I was kicking myself for missing American Hustle (2013) when it was in theatres, so I rushed to buy my own copy the day of its release. I’m still kicking myself but I finally watched it (twice), and through ten Academy Award nominations, hundreds of period costumes, and Bradley Cooper’s perm, writer-director David O. Russell managed to sneak two energy references into the movie.

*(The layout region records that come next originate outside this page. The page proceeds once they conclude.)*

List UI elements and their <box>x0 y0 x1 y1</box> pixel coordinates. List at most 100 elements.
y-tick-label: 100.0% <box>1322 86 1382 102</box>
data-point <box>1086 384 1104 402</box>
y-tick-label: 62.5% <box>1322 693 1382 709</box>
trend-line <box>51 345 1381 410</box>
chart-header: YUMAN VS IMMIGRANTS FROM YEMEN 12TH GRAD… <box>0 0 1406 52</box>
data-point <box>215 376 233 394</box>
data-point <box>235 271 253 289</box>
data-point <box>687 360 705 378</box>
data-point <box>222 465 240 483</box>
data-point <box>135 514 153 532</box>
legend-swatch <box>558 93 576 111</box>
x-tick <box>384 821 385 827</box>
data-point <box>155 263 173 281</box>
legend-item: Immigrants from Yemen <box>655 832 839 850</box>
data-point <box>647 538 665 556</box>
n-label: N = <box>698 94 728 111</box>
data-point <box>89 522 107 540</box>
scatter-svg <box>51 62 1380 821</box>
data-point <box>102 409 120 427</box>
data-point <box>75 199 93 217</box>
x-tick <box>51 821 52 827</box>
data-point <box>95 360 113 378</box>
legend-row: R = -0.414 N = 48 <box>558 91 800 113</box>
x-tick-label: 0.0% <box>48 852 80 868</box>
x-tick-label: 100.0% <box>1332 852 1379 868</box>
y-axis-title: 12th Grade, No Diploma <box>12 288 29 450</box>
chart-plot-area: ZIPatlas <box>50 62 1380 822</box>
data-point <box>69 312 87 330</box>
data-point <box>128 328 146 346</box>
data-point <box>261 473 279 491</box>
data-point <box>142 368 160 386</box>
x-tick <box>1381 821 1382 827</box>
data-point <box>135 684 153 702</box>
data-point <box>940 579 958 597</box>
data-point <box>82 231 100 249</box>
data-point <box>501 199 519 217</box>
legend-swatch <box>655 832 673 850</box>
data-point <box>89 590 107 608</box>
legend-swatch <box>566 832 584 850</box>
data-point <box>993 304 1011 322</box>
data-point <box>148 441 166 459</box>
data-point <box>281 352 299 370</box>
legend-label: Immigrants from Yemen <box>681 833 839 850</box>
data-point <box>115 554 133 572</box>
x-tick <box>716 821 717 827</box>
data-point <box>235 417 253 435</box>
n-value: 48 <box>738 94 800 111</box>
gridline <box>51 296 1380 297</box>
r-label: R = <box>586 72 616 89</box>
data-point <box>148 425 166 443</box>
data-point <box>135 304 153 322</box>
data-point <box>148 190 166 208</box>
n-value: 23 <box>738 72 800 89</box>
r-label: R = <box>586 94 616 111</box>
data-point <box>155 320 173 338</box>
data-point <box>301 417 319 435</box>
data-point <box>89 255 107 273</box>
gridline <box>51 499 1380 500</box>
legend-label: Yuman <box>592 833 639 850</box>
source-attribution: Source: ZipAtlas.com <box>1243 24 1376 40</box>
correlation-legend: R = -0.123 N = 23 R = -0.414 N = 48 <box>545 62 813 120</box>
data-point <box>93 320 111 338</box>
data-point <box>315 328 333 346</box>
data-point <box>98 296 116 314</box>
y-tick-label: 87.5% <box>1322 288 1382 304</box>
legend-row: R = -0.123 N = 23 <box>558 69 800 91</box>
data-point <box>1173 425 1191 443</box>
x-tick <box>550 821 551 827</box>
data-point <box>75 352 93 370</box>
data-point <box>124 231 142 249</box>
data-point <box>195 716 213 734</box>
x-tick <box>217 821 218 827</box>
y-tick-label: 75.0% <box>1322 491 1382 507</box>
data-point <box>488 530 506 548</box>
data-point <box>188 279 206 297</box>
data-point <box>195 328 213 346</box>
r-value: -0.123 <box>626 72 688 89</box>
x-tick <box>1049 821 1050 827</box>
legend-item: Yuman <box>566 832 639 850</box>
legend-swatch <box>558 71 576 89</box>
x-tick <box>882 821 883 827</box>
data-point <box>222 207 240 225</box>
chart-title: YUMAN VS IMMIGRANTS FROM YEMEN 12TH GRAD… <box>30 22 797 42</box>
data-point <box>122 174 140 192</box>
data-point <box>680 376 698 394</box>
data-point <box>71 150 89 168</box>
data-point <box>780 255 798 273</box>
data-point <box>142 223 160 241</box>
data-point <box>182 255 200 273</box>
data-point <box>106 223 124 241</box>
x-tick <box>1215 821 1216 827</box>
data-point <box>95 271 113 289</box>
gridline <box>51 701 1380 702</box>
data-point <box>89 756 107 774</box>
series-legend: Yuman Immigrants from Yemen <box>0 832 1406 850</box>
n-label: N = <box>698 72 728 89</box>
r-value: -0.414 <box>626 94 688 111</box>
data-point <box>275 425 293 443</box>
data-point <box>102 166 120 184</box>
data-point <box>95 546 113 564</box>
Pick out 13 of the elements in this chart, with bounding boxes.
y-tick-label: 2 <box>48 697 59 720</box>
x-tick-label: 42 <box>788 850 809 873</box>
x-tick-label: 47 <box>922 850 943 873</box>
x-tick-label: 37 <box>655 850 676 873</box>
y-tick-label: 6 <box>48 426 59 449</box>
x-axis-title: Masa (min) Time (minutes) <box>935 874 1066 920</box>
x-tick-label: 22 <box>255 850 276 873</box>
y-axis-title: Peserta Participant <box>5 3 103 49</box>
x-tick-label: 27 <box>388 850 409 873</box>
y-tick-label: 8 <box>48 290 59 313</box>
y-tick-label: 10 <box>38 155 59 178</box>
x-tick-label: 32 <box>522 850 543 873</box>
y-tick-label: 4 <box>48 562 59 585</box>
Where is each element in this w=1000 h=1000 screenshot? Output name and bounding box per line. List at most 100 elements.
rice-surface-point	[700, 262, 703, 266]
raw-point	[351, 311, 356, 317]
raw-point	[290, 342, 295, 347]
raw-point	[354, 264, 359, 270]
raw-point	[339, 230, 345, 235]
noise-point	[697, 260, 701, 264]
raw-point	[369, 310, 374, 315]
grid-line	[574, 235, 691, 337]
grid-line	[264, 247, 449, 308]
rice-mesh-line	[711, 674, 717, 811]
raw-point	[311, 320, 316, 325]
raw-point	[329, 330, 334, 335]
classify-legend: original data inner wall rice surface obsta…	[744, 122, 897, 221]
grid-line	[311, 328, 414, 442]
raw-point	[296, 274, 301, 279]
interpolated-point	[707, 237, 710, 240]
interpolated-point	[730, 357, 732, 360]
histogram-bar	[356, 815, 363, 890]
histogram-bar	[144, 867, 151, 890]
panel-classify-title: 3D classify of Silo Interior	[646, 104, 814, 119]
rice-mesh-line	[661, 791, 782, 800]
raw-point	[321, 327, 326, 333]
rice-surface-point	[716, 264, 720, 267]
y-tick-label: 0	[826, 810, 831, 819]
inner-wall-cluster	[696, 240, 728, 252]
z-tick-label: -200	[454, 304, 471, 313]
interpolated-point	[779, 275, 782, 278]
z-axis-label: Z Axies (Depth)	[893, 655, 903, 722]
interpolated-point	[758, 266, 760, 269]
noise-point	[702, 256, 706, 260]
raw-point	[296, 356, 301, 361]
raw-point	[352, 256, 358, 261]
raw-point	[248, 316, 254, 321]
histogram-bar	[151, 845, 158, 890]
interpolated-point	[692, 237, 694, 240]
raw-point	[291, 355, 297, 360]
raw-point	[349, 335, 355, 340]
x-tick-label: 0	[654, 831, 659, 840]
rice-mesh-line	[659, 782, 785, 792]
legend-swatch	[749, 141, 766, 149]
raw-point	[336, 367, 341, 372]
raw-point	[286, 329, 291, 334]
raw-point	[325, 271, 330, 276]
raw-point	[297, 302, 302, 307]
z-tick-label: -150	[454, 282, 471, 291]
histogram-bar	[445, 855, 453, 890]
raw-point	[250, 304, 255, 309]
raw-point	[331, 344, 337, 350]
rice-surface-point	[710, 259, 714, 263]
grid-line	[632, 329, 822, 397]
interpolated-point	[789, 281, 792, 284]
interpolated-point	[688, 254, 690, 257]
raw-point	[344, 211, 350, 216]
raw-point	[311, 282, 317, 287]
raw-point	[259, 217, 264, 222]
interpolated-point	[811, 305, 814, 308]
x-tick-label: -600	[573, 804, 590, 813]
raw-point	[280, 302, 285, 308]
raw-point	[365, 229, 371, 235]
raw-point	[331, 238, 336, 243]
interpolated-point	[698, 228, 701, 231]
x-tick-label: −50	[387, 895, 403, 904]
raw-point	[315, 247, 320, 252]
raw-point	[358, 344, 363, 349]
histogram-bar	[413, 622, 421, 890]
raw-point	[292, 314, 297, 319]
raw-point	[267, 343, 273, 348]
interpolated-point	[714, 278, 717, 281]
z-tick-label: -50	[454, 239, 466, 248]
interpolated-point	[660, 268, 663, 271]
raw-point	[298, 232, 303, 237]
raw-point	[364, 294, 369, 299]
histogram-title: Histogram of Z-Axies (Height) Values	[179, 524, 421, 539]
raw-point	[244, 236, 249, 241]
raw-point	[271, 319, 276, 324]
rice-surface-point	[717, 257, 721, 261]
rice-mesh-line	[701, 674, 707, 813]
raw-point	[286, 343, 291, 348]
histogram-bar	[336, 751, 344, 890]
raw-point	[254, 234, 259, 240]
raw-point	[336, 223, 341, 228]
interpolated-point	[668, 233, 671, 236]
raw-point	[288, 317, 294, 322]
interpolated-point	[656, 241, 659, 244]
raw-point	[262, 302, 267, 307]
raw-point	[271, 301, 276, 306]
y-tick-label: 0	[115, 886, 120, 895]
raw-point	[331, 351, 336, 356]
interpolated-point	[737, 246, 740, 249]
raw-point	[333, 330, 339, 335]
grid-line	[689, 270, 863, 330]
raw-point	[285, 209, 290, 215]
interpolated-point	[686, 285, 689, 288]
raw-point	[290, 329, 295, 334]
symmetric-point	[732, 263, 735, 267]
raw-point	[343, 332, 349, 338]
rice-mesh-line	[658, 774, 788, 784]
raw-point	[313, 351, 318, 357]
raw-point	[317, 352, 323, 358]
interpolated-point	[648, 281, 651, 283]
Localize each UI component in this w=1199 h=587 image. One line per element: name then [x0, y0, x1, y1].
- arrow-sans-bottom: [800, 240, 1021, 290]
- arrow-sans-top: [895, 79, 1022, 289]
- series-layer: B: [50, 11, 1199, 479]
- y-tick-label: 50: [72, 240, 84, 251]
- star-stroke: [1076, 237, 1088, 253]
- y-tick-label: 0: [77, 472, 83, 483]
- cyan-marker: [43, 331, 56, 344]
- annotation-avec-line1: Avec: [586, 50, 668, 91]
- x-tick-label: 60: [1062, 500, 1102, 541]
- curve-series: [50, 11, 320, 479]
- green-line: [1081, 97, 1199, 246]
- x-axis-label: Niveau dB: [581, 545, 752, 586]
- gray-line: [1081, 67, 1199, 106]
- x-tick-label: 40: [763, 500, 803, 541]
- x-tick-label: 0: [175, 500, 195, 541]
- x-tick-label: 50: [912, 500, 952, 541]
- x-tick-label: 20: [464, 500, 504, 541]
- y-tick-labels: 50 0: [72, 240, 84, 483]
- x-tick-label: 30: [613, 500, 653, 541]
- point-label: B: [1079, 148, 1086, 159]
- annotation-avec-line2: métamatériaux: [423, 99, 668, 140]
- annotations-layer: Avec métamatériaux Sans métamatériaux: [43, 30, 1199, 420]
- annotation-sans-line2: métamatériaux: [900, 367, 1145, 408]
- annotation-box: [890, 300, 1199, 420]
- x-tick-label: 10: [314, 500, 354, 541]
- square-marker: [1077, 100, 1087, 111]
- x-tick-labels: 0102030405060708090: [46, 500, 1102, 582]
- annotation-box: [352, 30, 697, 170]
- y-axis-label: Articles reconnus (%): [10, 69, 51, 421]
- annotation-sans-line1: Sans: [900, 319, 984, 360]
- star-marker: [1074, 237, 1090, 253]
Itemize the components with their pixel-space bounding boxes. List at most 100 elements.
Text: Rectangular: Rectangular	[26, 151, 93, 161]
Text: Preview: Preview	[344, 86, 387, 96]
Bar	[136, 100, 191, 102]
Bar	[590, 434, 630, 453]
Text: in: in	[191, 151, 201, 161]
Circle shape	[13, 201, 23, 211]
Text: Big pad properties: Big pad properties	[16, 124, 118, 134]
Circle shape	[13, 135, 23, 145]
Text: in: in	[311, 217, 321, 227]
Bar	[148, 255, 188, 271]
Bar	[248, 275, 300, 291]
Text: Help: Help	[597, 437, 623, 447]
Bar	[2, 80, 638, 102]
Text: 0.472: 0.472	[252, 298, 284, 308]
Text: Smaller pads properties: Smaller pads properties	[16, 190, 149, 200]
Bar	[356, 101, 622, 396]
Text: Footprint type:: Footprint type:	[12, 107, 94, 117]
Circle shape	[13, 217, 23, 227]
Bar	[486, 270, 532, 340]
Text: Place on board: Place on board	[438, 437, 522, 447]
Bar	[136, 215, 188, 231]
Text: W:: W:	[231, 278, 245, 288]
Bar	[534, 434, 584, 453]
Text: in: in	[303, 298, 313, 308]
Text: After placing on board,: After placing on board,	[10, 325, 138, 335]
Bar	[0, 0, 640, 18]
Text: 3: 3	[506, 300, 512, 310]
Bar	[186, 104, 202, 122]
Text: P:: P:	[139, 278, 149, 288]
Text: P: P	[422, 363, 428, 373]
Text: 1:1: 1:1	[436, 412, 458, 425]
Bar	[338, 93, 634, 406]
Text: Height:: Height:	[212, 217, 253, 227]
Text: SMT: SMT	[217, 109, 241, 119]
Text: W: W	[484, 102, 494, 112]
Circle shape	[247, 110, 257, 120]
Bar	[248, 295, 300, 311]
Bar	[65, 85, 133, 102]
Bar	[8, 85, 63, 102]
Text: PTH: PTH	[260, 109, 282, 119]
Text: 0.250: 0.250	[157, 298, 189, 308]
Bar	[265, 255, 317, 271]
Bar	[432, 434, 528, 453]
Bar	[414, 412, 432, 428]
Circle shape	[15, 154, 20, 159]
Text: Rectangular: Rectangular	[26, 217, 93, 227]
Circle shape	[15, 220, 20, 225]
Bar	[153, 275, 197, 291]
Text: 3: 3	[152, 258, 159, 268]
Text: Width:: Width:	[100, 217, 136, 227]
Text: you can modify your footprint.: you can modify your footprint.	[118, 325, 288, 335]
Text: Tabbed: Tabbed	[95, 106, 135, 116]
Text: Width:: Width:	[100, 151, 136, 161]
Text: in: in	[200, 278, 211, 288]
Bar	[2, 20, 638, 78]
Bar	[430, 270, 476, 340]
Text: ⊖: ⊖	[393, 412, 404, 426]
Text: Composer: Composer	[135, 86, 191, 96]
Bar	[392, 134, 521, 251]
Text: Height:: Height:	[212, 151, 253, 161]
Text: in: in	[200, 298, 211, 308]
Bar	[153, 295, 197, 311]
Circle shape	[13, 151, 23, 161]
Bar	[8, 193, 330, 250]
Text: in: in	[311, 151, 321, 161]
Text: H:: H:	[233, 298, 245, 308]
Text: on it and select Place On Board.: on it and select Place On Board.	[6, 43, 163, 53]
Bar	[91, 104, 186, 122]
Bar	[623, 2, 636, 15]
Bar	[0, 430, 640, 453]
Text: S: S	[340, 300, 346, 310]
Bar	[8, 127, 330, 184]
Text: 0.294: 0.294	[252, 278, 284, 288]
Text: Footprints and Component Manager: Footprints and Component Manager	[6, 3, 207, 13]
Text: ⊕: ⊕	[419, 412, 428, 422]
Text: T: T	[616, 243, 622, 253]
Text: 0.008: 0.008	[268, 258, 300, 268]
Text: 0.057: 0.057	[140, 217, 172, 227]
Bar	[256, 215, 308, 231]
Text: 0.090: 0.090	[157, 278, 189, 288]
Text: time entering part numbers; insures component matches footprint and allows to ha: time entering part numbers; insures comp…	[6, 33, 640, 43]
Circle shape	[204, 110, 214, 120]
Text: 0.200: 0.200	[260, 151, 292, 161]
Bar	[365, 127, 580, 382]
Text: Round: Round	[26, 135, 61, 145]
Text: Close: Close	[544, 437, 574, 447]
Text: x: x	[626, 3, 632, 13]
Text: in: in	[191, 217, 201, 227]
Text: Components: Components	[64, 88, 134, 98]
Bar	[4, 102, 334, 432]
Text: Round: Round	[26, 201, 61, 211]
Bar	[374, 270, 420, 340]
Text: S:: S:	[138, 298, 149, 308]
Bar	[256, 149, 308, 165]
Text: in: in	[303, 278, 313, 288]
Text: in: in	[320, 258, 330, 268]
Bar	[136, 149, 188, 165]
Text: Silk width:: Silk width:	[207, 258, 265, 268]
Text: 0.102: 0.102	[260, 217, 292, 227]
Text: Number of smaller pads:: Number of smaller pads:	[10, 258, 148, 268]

[Spoiler Alert] If like Dr. Webber you have yet to see the picture, the entire plot is based on the real-life long-con codenamed ABSCAM. Using a fictional Arab sheikh with millions of dollars of oil revenue to invest, the FBI investigated and convicted a handful of politicians through the 1970s and 1980s for bribery and corruption. In many ways, this movie illustrates fears that many people have about the influence of oil money in politics. Unfortunately, it also portrays a dark moment in the history of racial tensions and xenophobia in the United States, the echoes of which are still with us today. As the con is heating up, a shady mob boss played by Robert De Niro says frankly of the American people, “After the oil embargo, gasoline crisis, the hijackings, the Olympics, they don’t want to see Arabs make money, trust me, not on our soil.” Energy is a flashpoint in more ways than one.
In addition to the oil references, a microwave oven makes a hilarious debut into the lives of the 1970s-era protagonists. The so-called “science oven” is given with specific instructions to not put any metal in it, because doing so can generate dangerous sparks. Jennifer Lawrence’s character demonstrates this danger by using the oven to cook a foil-wrapped casserole in a foil baking pan. The scene gives another meaning to her role in The Hunger Games: Catching Fire.